Alcohol bevat ook calorieën naargelang van de restsuiker (4cal/gr) en het alcoholgehalte  (7cal/gr)

  Hoeveelheid Energie(kcal) Suikers(g) Alcohol(g)
Rode wijn 10cl 70 0,2 12
Droge witte wijn 10cl 70 0.6 12
Champagne 10cl 75 1.4 11
Pils 25cl 110 8 10
Trappist 33cl 230 14 24
Sterk blond bier 33cl 215 12 22
Sherry droog 5cl 60 1 8
Sherry zoet 5cl 70 3 8
Jenever jong 3 cl 60 0 8
Whisky 3 cl 70 0 10
Cognac 3cl 70 0 10
 

 

Bron: Belgische voedingsmiddelentabel, 5° editie, mei 2010

brood-en-wijn-1

 

Maar wat met alcohol en diabetes?

Alcohol remt de vrijzetting van glucose af ter hoogte van de lever  omdat die als primordiale rol heeft de toxische producten in ons lichaam te elimineren. Hierdoor ontstaat er een glucosegebrek en lage glycemie (bloedsuikergehalte).

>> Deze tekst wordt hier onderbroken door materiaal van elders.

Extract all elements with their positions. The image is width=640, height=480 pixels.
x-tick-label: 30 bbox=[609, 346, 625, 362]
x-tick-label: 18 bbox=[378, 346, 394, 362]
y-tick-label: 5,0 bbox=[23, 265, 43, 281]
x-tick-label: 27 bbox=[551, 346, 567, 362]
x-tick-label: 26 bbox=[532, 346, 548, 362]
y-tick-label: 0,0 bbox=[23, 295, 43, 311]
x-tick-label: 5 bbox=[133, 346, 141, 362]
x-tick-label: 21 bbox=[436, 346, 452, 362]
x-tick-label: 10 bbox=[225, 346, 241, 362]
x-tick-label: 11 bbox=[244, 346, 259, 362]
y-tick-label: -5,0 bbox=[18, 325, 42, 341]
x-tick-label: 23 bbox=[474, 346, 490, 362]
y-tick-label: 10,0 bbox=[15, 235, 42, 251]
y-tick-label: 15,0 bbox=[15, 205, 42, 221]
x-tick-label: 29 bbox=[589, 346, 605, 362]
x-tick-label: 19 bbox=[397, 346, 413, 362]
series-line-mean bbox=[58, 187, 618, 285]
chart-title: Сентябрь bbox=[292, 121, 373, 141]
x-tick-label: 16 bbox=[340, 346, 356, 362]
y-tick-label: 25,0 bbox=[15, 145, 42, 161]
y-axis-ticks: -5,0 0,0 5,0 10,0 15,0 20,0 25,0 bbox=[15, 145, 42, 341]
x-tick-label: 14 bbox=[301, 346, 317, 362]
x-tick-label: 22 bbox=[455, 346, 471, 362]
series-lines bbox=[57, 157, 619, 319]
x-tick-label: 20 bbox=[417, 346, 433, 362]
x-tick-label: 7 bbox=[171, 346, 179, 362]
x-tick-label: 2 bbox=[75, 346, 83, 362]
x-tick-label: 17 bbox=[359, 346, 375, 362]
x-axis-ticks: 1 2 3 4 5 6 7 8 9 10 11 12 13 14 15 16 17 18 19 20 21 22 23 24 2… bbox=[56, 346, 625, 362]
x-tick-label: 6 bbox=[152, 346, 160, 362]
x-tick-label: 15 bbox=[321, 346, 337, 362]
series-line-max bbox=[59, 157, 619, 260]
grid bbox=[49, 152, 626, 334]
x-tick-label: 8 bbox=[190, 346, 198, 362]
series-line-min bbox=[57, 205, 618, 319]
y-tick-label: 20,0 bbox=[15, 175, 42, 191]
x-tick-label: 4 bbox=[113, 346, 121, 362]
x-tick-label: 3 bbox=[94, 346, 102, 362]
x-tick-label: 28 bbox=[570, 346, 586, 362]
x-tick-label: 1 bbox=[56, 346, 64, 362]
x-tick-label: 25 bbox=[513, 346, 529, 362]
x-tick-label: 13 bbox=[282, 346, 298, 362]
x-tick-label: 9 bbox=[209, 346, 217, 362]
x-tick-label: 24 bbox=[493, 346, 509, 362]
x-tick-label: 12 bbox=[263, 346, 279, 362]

Bij een niet-diabeet met een lage glycemie verlaagt de insulinesecretie in de pancreas (mogelijk stopt die zelfs) . Bij een diabeet  op orale medicatie is dit proces vertraagd en bij een diabeet die insuline spuit , verlaagt de insuline de glycemie onherroepelijk verder, met hypoglycemie tot gevolg.

Hypoglycemie is enorm risicovol tijdens het slapen maar ook bij het besturen van een auto (ook bij een normaal promille).

Daarom: combineer de alcohol steeds MET een maaltijd en eet bij het aperitieven een snack (brood …) Zo blijft de wijn een aangename begeleider van je maaltijd.

Indien geen hapjes voorzien zijn (bijvoorbeeld bij een receptie ), zorg dan zelf voor enige snacks voor je met de wagen rijdt of gaat slapen!